Oui, car bien qu’ils soient à peine visibles, le Prato della Valle de Padoue compte 78 statues, huit obélisques et... deux socles vides. Le projet de réaménagement de la place, qui était autrefois un Prato, est dû à Andrea Memmo (Venise, 1729 - 1793), qui décida d’entourer l’île artificielle qui s’appelle aujourd’hui Memmia de statues célébrant les grands interprètes de l’histoire de la ville. Sur la deuxième plus grande place d’Europe, il existe ainsi une sorte de panthéon laïque auquel la ville de Padoue est très attachée. Le projet initial prévoyait 88 statues, dont 86 ont été construites, mais lorsque les troupes françaises se sont installées après la chute de la République vénitienne, six statues de doges ont été abattues. Des déplacements et des réaménagements ont conduit à la disposition actuelle, datant des années 1840, où les statues non symétriques alternent avec des obélisques, utilisés comme une sorte de bouche-trou, et deux socles vides. Les événements ultérieurs (1848, les guerres d’indépendance, la naissance du Royaume d’Italie) ont fait évoluer cette disposition jusqu’à nos jours.
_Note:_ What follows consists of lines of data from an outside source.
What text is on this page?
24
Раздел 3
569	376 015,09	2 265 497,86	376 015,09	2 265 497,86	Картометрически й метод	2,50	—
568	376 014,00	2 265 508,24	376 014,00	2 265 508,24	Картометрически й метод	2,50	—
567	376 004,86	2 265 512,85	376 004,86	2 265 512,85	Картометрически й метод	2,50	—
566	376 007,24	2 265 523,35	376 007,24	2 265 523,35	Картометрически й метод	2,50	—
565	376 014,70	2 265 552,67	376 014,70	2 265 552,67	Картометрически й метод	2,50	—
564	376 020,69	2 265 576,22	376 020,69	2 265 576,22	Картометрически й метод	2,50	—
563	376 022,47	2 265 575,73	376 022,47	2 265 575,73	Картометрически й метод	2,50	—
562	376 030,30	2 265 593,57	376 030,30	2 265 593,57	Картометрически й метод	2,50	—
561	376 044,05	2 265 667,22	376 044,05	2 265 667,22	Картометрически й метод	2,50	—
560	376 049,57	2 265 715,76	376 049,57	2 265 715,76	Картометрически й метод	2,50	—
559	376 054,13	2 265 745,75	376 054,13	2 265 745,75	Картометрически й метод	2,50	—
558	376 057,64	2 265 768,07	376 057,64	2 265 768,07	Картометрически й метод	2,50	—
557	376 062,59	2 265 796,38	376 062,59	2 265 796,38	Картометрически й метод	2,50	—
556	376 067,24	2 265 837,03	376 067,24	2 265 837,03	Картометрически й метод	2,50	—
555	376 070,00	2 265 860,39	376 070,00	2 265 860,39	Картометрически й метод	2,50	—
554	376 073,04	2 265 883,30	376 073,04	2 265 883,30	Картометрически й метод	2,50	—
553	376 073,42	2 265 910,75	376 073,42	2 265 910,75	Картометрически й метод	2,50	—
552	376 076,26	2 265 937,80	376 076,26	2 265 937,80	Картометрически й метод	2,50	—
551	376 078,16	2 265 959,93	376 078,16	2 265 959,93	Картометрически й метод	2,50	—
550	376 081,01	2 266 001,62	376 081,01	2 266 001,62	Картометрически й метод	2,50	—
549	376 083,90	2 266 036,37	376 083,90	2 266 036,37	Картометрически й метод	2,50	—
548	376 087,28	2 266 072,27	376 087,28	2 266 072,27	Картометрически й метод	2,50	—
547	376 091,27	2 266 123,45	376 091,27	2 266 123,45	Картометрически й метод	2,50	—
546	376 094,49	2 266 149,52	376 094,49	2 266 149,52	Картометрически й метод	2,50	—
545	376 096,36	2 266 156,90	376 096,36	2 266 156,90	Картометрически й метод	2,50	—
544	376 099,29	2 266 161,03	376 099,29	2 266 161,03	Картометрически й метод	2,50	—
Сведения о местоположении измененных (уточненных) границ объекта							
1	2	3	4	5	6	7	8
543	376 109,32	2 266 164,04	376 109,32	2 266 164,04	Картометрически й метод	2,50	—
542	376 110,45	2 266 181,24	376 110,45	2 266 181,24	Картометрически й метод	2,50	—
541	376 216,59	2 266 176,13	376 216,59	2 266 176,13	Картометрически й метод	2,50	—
La phase historique, caractérisée par le retrait des figures féminines de l’histoire des sciences et de l’art, explique pourquoi Cornaro Piscopia n’est pas effigié sur la place, contrairement à d’autres collègues moins illustres et moins connus de la communauté padouane.

Padoue, Prato della Valle
Padoue, Prato della Valle
Artiste inconnu, Portrait d'Elena Lucrezia Cornaro Piscopia (XVIIIe siècle ; huile sur toile ; Milan, bibliothèque Ambrosiana)
Artiste inconnu, Portrait d’Elena Lucrezia Cornaro Piscopia (XVIIIe siècle ; huile sur toile ; Milan, Biblioteca Ambrosiana)
La statue d'Elena Cornaro Piscopia à l'université de Padoue
La statue d’Elena Cornaro Piscopia à l’université de Padoue

L’absence d’Elena Cornaro Piscopia dans la pléthore de statues de Prato della Valle était connue de quelques initiés, mais plus ou moins ignorée d’une grande partie des citoyens. La proposition aurait peut-être été reléguée à la marge jusqu’à récemment, mais les événements des derniers mois, en particulier le débat suscité par l’inauguration de la première statue féminine à Milan, puis de la très critiquée Spigolatrice di Sapri, puis la publication des résultats du recensement national des monuments féminins et de la carte qui en découle par l’association Mi Riconosci, ont fait naître un sentiment d’insatisfaction. Mi Riconosci , a créé un humus évidemment favorable (l’absence de statues liées à des figures féminines réelles dans les principales villes de Vénétie a été signalée dans les journaux locaux le 21 décembre). En effet, non seulement la proposition des deux conseillers a immédiatement eu un grand retentissement, mais quelques jours plus tard, sans qu’aucune demande formelle de la municipalité n’ait été formulée, le commissaire Fabrizio Magani s’est exprimé favorablement dans les journaux (“L’inclure dans le panthéon des gloires vénitiennes contribuerait à doter la ville d’un nouveau modèle d’inspiration et constituerait un nouveau modèle pour l’histoire de la ville”). L’inscription au panthéon des gloires vénitiennes contribuerait à doter la ville d’un nouveau modèle d’inspiration et serait cohérente avec la raison pour laquelle les autres statues s’y trouvent également"), bien qu’avec une proposition différente de celle des deux conseillers, à savoir la création d’une statue dédiée à une femme contemporaine, réalisée par un artiste padouan.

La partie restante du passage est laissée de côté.